Ethiopia feeling the impact of successive serious droughts

With a recent increase in the number of people needing emergency food assistance, the impact of Ethiopia’s drought is worsening. And that comes only around a year after one of the country’s most severe dry spells in decades.

At the end of April, the National Disaster Risk Management Commission reported the number of people in need of immediate food assistance had reached 7.7 million, an increase by 2.1 million from the commission’s estimate at the beginning of the year. At that time, $948 million dollars was requested to help the affected people — who are mostly in the south and east of the country — under half of which has been contributed.

In the worst hit Somali regional state, an estimated 785,000 people are suffering from hunger, malnutrition and water shortages. After visiting the area in late February, UN Central Emergency Response Fund’s Stephen O’Brien stressed the importance of prompt action. “Millions of people’s lives, livelihoods and wellbeing depend on continued donor support,” he said. “Time lost means lives lost.”

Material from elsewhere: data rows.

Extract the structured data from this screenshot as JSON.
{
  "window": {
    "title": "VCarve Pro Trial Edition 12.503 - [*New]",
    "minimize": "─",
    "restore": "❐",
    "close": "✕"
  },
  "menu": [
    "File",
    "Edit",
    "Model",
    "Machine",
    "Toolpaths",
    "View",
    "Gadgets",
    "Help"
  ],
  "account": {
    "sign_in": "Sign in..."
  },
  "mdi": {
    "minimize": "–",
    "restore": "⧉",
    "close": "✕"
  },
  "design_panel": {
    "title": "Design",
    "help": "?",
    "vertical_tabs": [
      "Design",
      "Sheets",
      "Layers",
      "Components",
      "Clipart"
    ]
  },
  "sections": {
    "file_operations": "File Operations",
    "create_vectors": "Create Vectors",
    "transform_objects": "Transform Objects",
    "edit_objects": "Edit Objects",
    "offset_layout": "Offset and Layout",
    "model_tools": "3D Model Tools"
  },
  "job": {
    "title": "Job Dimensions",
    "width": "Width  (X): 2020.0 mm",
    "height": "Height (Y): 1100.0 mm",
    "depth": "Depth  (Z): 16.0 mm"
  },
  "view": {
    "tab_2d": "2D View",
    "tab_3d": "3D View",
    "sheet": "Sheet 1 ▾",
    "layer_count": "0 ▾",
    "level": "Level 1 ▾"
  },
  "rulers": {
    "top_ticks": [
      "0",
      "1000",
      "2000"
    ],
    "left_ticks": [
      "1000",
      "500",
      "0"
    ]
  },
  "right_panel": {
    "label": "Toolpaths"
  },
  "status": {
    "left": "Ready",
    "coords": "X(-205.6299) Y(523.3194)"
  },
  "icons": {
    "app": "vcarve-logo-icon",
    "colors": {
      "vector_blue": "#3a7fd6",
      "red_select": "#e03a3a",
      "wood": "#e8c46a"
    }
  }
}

Exacerbating the problem, year-on-year food inflation has reached 12.6 per cent, the highest since January 2016, according to Ethiopia’s Central Statistical Agency, with major staples such as teff, maize, wheat, sorghum and barley exhibiting increases. The government had previously pledged to keep the inflation rate in the single-digit range.

Although central bank governor Teklewold Atnafu told lawmakers in April that prices were under control, economic research firm Business Monitor International expects soaring inflation in coming months because of reduced agricultural output due to the lack of rain. However, the statistics agency says that despite the drought an increase in production has been registered in the last main Meher season (June to September 2016) harvesting season with close to 290.4 million quintals of crops yielded. That means production showed an 8.8 percent increase from last year, which is likely to be roughly in line with Ethiopia’s consistently high official economic growth figures.

Food inflation is up in spite of official reports of increased food production.

An assessment of the secondary Belg season (roughly, February to April) will be used as a basis for a revised Humanitarian Requirements Document that is expected to be released in July. Planners hope that early publication of the document, capturing the impact of the Belg rains, will help mobilize donations to prevent a projected break in the delivery of food aid.

In 2015 and 2016, Ethiopia experienced its worst drought in half a century in which 10.2 million people needed emergency aid, while 7.9 million people were chronically food insecure and dependent on an ongoing relief program. Still reeling from the effect of that devastating episode, which was induced by El Niño, an ocean-warming climatic phenomena with global impact on weather patterns, swathes of the country have experienced rain failure again.

According to the World Bank, it often takes as many as four years for households to recover from a drought because of asset depletion. The non-governmental organization Save the Children says the previous crisis left more than half the nation’s pastoralists destitute due to loss of livestock. An April announcement of the UN’s World Meteorological Organization predicts that El Niño has a 50 to 60 per cent probability of returning this year.

 In 2015 and 2016, Ethiopia experienced its worst drought in half a century.

The ongoing Productive Safety Net Programme (PSNP) currently provides regular food or cash transfers for 8 million Ethiopians, half of whom live in currently drought-affected areas. During severe rain shortages, the program expands to include new beneficiaries, as well as increasing the period of support from five to seven months of the year. To deal with the extra burden, one of the main donors, the World Bank, approved an extra $100 million for the PNSP on May 2, the same amount it topped the program up with last year. The PSNP recipients, plus the 7.7 people in need of emergency support, amount to more than one-sixth of Ethiopia’s population.

The drought is also causing an increase in the number of internal refugees. According to the International Organization for Migration there are currently 696,000 displaced persons at 456 sites throughout Ethiopia. And, additionally, the country hosted 830,000 refugees from other countries as of March. Because neighboring South Sudan and Somalia are deeply impacted by the conflict and drought, respectively, an increase in the number of refugees is likely.

UN OCHA’s latest humanitarian funding update, from May 10, says there is a $507 million shortfall, of which $291m is needed for food aid. After avoiding catastrophe last year, donors praised Ethiopia’s government for diverting as much as $700 million to the relief operation. (The main sources were alleged to be cash allocated for road development and funds that had accrued in an oil stabilization fund). Mitiku Kassa, head of Ethiopia’s disaster commission, is now urging donors to step up their funding, while the government is again mobilizing all the resources it can. “We all must work hand in hand to tackle this problem,” he says.

But even if that occurs, while the country is still managing to avoid the dreaded famine classification, the impact of successive serious droughts on a fragile and resource-stretched nation is mounting.